Pierce Mason Butler | |
Order: | 56th |
Office: | Governor of South Carolina |
Term Start: | December 1, 1836 |
Term End: | December 10, 1838 |
Lieutenant: | William DuBose |
Predecessor: | George McDuffie |
Successor: | Patrick Noble |
Birth Date: | 11 April 1798 |
Birth Place: | Edgefield County, South Carolina, US |
Death Place: | Mexico City, Mexico |
Resting Place: | Christ Episcopal Church, Greenville, South Carolina |
Spouse: | Miranda Julia Duval |
Party: | Democratic |
Rank: | Colonel |
Branch: | United States Army South Carolina militia |
Allegiance: | United States |
Serviceyears: | 1818–1829, 1838–1847 |
Commands: | Palmetto Regiment |
Battles: | Mexican–American War |
Pierce Mason Butler (April 11, 1798August 20, 1847) was an American soldier and statesman who served as the 56th Governor of South Carolina from 1836 to 1838. He was killed while serving as colonel of the Palmetto Regiment at the Battle of Churubusco, during the Mexican–American War.
Born in Edgefield County, South Carolina, Butler was a son of William Butler and a brother of Andrew Pickens Butler and William Butler, Jr., all of whom served in the United States Congress. He was educated by Moses Waddel at the Willington Academy in Willington, South Carolina. He owned a 154-acre plantation with 27 slaves.[1]
Butler was appointed a second lieutenant in the United States Army in 1818 and rose to the rank of captain before resigning his commission in 1829. Following his term as Governor of South Carolina, he became agent to the Cherokee at Fort Gibson (present day Muskogee County, Oklahoma), a post he held until 1846.
Following his death in Mexico, Butler's body was returned to South Carolina for burial. He was first entombed at Trinity Episcopal Church, just across from the State House. In December 1853 he was reburied in the Butler Family Cemetery, in the graveyard of what is now the Butler Methodist Church in Saluda County.
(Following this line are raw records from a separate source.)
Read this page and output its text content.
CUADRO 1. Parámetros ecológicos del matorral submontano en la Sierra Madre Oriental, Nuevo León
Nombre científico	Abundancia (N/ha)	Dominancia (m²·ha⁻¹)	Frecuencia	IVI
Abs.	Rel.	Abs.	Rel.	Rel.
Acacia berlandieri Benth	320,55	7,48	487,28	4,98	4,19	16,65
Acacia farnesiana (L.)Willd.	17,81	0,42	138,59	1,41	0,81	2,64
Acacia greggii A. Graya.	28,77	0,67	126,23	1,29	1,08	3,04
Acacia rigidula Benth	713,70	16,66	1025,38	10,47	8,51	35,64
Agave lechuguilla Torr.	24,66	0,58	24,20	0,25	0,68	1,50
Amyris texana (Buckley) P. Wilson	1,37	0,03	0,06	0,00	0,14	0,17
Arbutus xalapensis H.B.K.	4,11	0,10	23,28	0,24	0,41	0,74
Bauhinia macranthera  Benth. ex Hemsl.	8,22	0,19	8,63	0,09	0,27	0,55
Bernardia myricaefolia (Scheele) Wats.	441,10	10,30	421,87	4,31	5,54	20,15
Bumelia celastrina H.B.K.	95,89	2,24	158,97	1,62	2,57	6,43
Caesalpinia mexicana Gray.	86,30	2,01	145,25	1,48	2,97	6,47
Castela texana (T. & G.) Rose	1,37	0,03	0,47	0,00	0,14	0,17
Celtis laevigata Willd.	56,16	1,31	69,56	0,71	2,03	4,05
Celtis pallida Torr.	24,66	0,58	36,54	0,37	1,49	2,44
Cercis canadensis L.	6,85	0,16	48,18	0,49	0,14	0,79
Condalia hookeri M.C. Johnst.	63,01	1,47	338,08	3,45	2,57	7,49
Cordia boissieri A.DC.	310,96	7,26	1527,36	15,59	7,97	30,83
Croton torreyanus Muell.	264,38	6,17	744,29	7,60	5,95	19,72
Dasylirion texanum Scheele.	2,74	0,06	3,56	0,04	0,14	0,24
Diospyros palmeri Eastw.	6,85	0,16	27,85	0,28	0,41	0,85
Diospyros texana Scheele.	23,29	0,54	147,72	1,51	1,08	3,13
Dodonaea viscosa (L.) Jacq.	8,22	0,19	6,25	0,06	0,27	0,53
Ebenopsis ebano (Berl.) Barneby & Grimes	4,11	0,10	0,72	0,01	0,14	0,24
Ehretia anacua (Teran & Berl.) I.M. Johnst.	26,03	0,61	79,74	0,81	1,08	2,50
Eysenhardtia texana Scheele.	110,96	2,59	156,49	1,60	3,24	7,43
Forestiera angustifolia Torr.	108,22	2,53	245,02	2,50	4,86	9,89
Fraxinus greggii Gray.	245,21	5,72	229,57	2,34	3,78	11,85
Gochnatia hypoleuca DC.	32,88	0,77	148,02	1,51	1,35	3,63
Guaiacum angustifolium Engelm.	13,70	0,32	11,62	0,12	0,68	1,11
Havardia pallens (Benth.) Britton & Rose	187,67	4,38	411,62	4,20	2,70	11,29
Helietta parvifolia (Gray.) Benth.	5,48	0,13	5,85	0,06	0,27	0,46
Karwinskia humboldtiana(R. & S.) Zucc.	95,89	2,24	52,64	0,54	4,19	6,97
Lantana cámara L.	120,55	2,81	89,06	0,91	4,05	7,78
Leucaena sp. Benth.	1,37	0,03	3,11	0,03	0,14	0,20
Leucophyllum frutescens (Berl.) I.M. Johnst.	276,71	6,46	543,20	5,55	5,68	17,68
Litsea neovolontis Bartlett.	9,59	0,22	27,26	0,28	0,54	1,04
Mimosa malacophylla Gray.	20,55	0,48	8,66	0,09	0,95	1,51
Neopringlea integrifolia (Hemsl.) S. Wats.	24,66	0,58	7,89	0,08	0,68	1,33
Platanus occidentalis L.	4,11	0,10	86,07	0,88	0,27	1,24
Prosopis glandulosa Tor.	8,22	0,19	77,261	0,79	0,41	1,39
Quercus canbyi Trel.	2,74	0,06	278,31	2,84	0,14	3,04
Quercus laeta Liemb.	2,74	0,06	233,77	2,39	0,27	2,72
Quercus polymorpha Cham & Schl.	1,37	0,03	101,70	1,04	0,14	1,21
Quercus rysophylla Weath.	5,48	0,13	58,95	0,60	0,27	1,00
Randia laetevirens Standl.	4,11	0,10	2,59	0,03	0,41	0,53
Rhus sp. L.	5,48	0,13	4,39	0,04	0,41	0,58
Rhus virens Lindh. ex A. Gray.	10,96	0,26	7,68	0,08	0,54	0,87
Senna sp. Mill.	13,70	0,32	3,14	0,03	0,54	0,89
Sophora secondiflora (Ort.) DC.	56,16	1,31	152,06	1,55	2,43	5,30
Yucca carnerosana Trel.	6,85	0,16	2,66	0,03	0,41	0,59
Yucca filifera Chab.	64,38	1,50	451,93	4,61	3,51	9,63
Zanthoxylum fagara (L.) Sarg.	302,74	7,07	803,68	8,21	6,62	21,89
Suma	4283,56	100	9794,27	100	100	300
Others buried in the plot are his father, Major General William Butler, his mother, Behethland Foote Moore Butler, a sister, five of his six brothers, Colonel Zachariah Smith Brooks, grandfather of Preston Brooks, and two children of his brother William, the only sibling not buried there. He is buried at Christ Episcopal Church in Greenville. Collectively they were four Colonels, one General, one Lt. Colonel, three Majors, and one Judge and US Senator. The General was a member of Congress, too.[2]
James C. Gardner, who served from 1954 to 1958 as the mayor of Shreveport, Louisiana, is a descendant of Pierce Mason Butler.